I’ll tell you how this story has affected me. I didn’t grow up in Colorado. I grew up in the Midwest, helplessly watching the story unfold as a college sophomore. I saw these kids that in so many was that were just like me, snap and make some terribly poor choices. I look back to this event and my desire never to see something like this again as a foundation to my call into youth ministry.
Many years later in 2012, I had the opportunity to visit and tour Columbine High School with a group of students and youth workers from all over the country thanks to Dare2Share. The feelings and emotions were raw. In many ways, looking back each year, they still are. After almost 18 years in ministry, I still desire to use my voice to say never again.
Students deserve a safe place to learn. Safe from violence from within or without. As a parent, one of my priorities is the training and safety of my own children. As a youth worker, your children come in next. Maybe the question we should all be asking is whether to include situational awareness to what we teach students. Another question to ask how we can partner with the school in ways that enhance the safety of all who are in the building. Does this mean that we need to take additional training? These types of questions are going to yield different answers in different communities.

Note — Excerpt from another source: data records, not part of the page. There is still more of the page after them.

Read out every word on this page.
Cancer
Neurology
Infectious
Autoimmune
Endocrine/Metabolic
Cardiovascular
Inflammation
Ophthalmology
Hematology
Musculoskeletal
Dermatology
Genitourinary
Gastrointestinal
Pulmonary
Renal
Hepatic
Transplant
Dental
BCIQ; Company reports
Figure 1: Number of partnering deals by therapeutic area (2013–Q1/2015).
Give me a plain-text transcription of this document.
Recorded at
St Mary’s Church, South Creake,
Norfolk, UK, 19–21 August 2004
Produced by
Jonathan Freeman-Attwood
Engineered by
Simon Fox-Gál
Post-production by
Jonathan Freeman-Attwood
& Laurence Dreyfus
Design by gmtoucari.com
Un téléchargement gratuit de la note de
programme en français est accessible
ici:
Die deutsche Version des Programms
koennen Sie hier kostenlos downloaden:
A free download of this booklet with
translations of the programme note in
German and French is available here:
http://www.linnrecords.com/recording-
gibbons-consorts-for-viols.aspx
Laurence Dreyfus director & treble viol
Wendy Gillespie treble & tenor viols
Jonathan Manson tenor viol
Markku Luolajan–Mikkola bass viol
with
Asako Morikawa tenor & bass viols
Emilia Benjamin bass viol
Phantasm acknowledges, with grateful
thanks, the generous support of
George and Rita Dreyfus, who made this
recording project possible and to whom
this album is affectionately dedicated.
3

Some states are looking at addressing these questions from a legislative means, such putting law in place to allow a designated number of staff on campus to be legal and trained concealed carriers, able to provide some response before law enforcement can arrive. This may or may be a great solution, but the conversations of how to keep students safe on campus is happening. This in itself is a good thing.
Regardless of what solution you support, join me in the dialogue and say “Never Again”.